April 11, 2013
[Editor’s note: Tim Price, Director of Investment at PFP Wealth Management and frequent Sovereign Man contributor is filling in while Simon is viewing agricultural property today.]
These are certainly days of miracle and wonder. Well, of absurd and extraordinary financial experimentation, at any rate.
Last week, for example, saw the Bank of Japan abandon any last pretense of restraint and topple headfirst into a gigantic pile of monetary cocaine.
The scale of the policy is daunting: the Bank of Japan intends to double the country’s monetary base over two years via the aggressive purchase of long term bonds.
It would be difficult to overstate the drama of this monetary stimulus(although we favour the word debauchery).
Yet as the Japanese monetary authorities declare a holy war against deflation, it would only be fair to draw attention to the colossal opportunity being presented as the antidote to monetary intemperance, namely gold and gold miners.
There is a clear mismatch between the prices of gold and silver mining shares and spot prices of gold and silver. But as to why the miners are trading so poorly relative to the physical is unclear to us.
It may be because the market expects the price of gold and silver to fall (not a belief to which we subscribe, given current monetary events for example in Japan).
It may be because the rise of gold exchange-traded funds has removed a natural bid for shares of the miners.
And it may be because the market is waiting for goldbug hedge fund manager John Paulson to capitulate on his own holdings of precious metal mining stocks.
Nobody knows. We are merely content to play the long– and rational– game.
As Lee Quaintance and Paul Brodsky of QB Partners point out, “the ratio [Mining share prices to spot gold] is again at its ten year weekly low.

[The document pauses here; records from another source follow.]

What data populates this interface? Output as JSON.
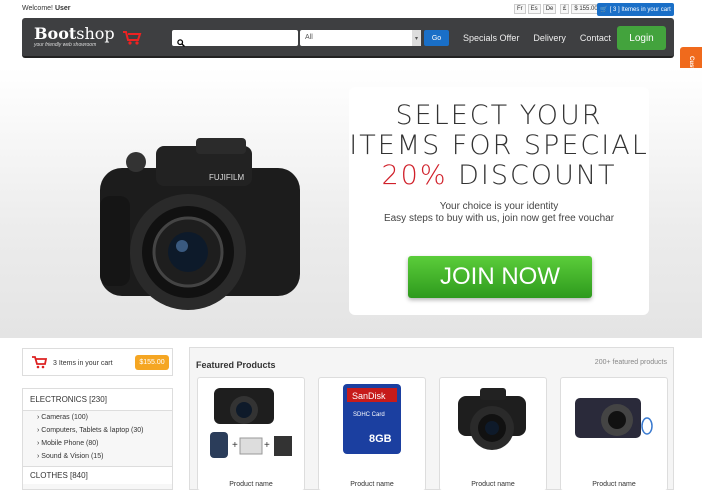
{
  "topbar": {
    "welcome_prefix": "Welcome!",
    "welcome_user": "User",
    "lang": [
      "Fr",
      "Es",
      "De"
    ],
    "currency": [
      "£",
      "$ 155.00",
      "$"
    ],
    "cart_label": "[ 3 ] Itemes in your cart"
  },
  "navbar": {
    "logo_main": "Boot",
    "logo_rest": "shop",
    "tagline": "your friendly web showroom",
    "search_placeholder": "",
    "select_value": "All",
    "go_label": "Go",
    "links": [
      "Specials Offer",
      "Delivery",
      "Contact"
    ],
    "login_label": "Login"
  },
  "customize": "Customize",
  "banner": {
    "line1": "SELECT YOUR",
    "line2": "ITEMS FOR SPECIAL",
    "line3_red": "20%",
    "line3_rest": " DISCOUNT",
    "sub1": "Your choice is your identity",
    "sub2": "Easy steps to buy with us, join now get free vouchar",
    "join_label": "JOIN NOW"
  },
  "sidebar": {
    "cart_text": "3 Items in your cart",
    "cart_price": "$155.00",
    "cat1": "ELECTRONICS [230]",
    "items": [
      "Cameras (100)",
      "Computers, Tablets & laptop (30)",
      "Mobile Phone (80)",
      "Sound & Vision (15)"
    ],
    "cat2": "CLOTHES [840]"
  },
  "featured": {
    "title": "Featured Products",
    "count": "200+ featured products",
    "products": [
      {
        "name": "Product name"
      },
      {
        "name": "Product name"
      },
      {
        "name": "Product name"
      },
      {
        "name": "Product name"
      }
    ]
  },
  "colors": {
    "navbar": "#3e3f41",
    "accent_blue": "#1a6fc7",
    "login_green": "#43a33d",
    "orange": "#f06a1c",
    "discount_red": "#d0202a"
  }
}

If there is any remaining validity to the merits of investing in financial assets based on historical value, this would be the time to buy miners.”
They go on to add (and we concur),
“Our strong bias is that prices of bullion will rise significantly. Selling the miners at current absolute and relative valuations would be tantamount to throwing in the towel on the entire concept of value investing, now and in the future.”

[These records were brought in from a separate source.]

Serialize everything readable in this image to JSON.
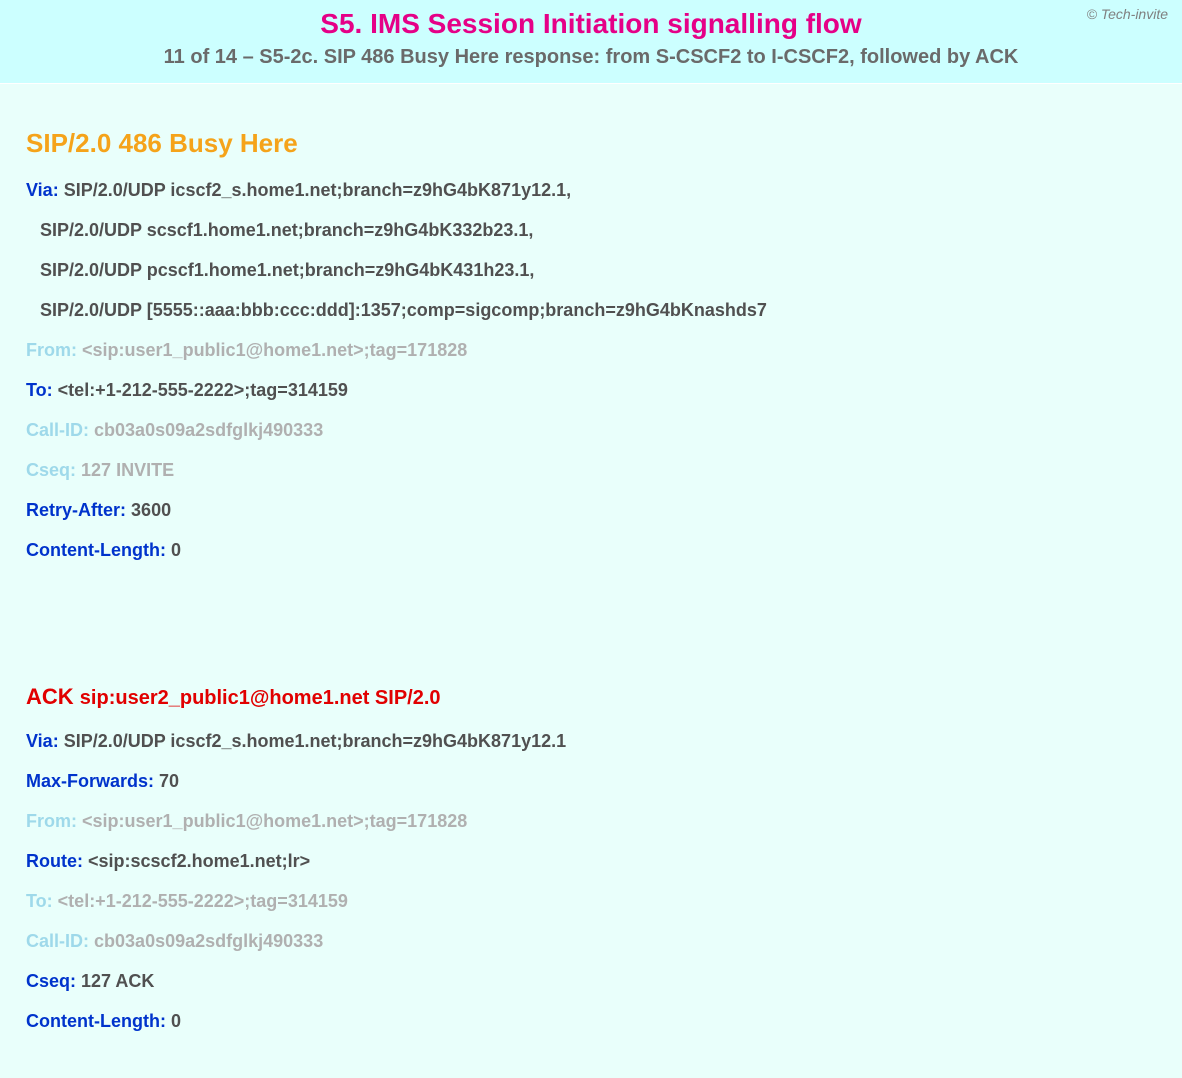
{
  "header": {
    "attribution": "© Tech-invite",
    "title": "S5. IMS Session Initiation signalling flow",
    "subtitle": "11 of 14 – S5-2c. SIP 486 Busy Here response: from S-CSCF2 to I-CSCF2, followed by ACK"
  },
  "response": {
    "title": "SIP/2.0 486 Busy Here",
    "via": {
      "label": "Via",
      "line1": "SIP/2.0/UDP icscf2_s.home1.net;branch=z9hG4bK871y12.1,",
      "line2": "SIP/2.0/UDP scscf1.home1.net;branch=z9hG4bK332b23.1,",
      "line3": "SIP/2.0/UDP pcscf1.home1.net;branch=z9hG4bK431h23.1,",
      "line4": "SIP/2.0/UDP [5555::aaa:bbb:ccc:ddd]:1357;comp=sigcomp;branch=z9hG4bKnashds7"
    },
    "from": {
      "label": "From",
      "value": "<sip:user1_public1@home1.net>;tag=171828"
    },
    "to": {
      "label": "To",
      "value": "<tel:+1-212-555-2222>;tag=314159"
    },
    "call_id": {
      "label": "Call-ID",
      "value": "cb03a0s09a2sdfglkj490333"
    },
    "cseq": {
      "label": "Cseq",
      "value": "127 INVITE"
    },
    "retry_after": {
      "label": "Retry-After",
      "value": "3600"
    },
    "content_length": {
      "label": "Content-Length",
      "value": "0"
    }
  },
  "ack": {
    "method": "ACK",
    "request_uri": "sip:user2_public1@home1.net SIP/2.0",
    "via": {
      "label": "Via",
      "value": "SIP/2.0/UDP icscf2_s.home1.net;branch=z9hG4bK871y12.1"
    },
    "max_forwards": {
      "label": "Max-Forwards",
      "value": "70"
    },
    "from": {
      "label": "From",
      "value": "<sip:user1_public1@home1.net>;tag=171828"
    },
    "route": {
      "label": "Route",
      "value": "<sip:scscf2.home1.net;lr>"
    },
    "to": {
      "label": "To",
      "value": "<tel:+1-212-555-2222>;tag=314159"
    },
    "call_id": {
      "label": "Call-ID",
      "value": "cb03a0s09a2sdfglkj490333"
    },
    "cseq": {
      "label": "Cseq",
      "value": "127 ACK"
    },
    "content_length": {
      "label": "Content-Length",
      "value": "0"
    }
  }
}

“The reality is that we cannot be 100% sure of the outcome from all the monetary mayhem in Europe, Japan and the US, and we do not have a good sense of timing if and when our outcome proves correct. . . All we can do is try to recognize value within the context of current and extrapolate-able events.”
We agree that the temporary weakness of the price of bullion is a buying opportunity in light of Japan’s vast money-printing experiment. And the same likely holds for the price of gold mining companies.
Bear in mind, though, that as the money printing ritual goes on, the prices of everything are being so grievously distorted. Doubt is uncomfortable in this environment. But certainty is absurd.